# Basic Reinforcement Learning Example


## Verify PyTorch Installation
* Reinforcement learning training typically requires GPU acceleration, so using the PyTorch framework can significantly improve training performance.
* The following code verifies the PyTorch installation and checks the output to determine whether a GPU-accelerated version of PyTorch (compatible with your CUDA version) is installed.



In [None]:
import torch

print("PyTorch version:", torch.__version__)
print("CUDA available:", torch.cuda.is_available())
if torch.cuda.is_available():
    print("CUDA version:", torch.version.cuda)
    print("Current CUDA device:", torch.cuda.current_device())
    print("CUDA device name:", torch.cuda.get_device_name(torch.cuda.current_device()))

In [None]:
import torch
import time

# Check if CUDA is available
if not torch.cuda.is_available():
    raise SystemError("CUDA is not available. Please check your PyTorch installation.")

# Print CUDA device information
device = torch.device("cuda")
print("Using device:", torch.cuda.get_device_name(0))

# Create a large tensor
tensor_size = 20000  # Increase the size of the tensor
x = torch.rand((tensor_size, tensor_size), device=device)
y = torch.rand((tensor_size, tensor_size), device=device)

# Perform multiple matrix multiplication operations and measure the time
num_iterations = 10
start_time = time.time()

for _ in range(num_iterations):
    result = torch.mm(x, y)

elapsed_time = time.time() - start_time

print(f"{num_iterations} iterations of matrix multiplication completed in {elapsed_time:.4f} seconds.")
print(f"Average time per iteration: {elapsed_time / num_iterations:.4f} seconds.")

# Check a part of the result to ensure the operation was successful
print("Result[0, 0]:", result[0, 0].item())


## Validate Training with 16 Agents

1. Open the `Franka_RL` level and click run.
2. Execute the code below.
3. You will see the Franka robot arms start moving quickly, and the console will print out training information.
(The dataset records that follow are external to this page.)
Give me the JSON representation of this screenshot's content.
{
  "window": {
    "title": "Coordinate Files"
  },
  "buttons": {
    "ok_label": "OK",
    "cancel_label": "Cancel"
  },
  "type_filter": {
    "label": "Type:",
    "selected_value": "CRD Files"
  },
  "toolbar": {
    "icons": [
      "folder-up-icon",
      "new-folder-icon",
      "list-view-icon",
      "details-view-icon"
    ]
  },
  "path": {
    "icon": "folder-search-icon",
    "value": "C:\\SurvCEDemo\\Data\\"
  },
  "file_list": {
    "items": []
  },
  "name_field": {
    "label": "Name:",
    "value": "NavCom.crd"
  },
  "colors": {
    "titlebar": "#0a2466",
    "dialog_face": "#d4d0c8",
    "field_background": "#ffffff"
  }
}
In this task, the agent's goal is to control the robot arm's end effector to reach the transparent red cube marker. This is a relatively simple task that can achieve a high success rate within 200 episodes for each agent. This will take about 20 minutes to train.

In [None]:
import subprocess
import os

script_dir = "../examples/franka_rl/"
script_path = os.path.join("franka_mocap_multi_agents.py")
command = [
    "python", script_path,
    "--orcagym_addresses", "localhost:50051",
    "--subenv_num", "1",
    "--agent_num", "16",
    "--task", "reach",
    "--model_type", "ppo",
    "--run_mode", "training",
    "--training_episode", "200"
]
try:
    subprocess.run(command, cwd=script_dir)
except KeyboardInterrupt:
    print("Training stopped by user.")

4. When the training is complete, run the following command to validate the training results:

In [None]:
import subprocess
import os

script_dir = "../examples/franka_rl/"
script_path = os.path.join("franka_mocap_multi_agents.py")
command = [
    "python", script_path,
    "--orcagym_addresses", "localhost:50051",
    "--subenv_num", "1",
    "--agent_num", "16",    
    "--task", "reach",
    "--model_type", "ppo",
    "--run_mode", "testing",
    "--training_episode", "200"
]

subprocess.run(command, cwd=script_dir)

Next, you can try other tasks, such as **pick_and_place**, or explore different training algorithms like **DDPG**. 

The **pick_and_place** task is significantly more complex than the **reach** task, and you might require more training iterations. To accelerate training, you can use **subenv** to increase concurrency. **Subenv** is a clone of **OrcaGymEnv** that can run without displaying results in **OrcaStudio**. 

For specific parameters and code examples, refer to **examples/franka_rl/franka_mocap_multi_agents.py**. You can also improve the reward function for the **pick_and_place** or **reach** tasks to achieve better training results.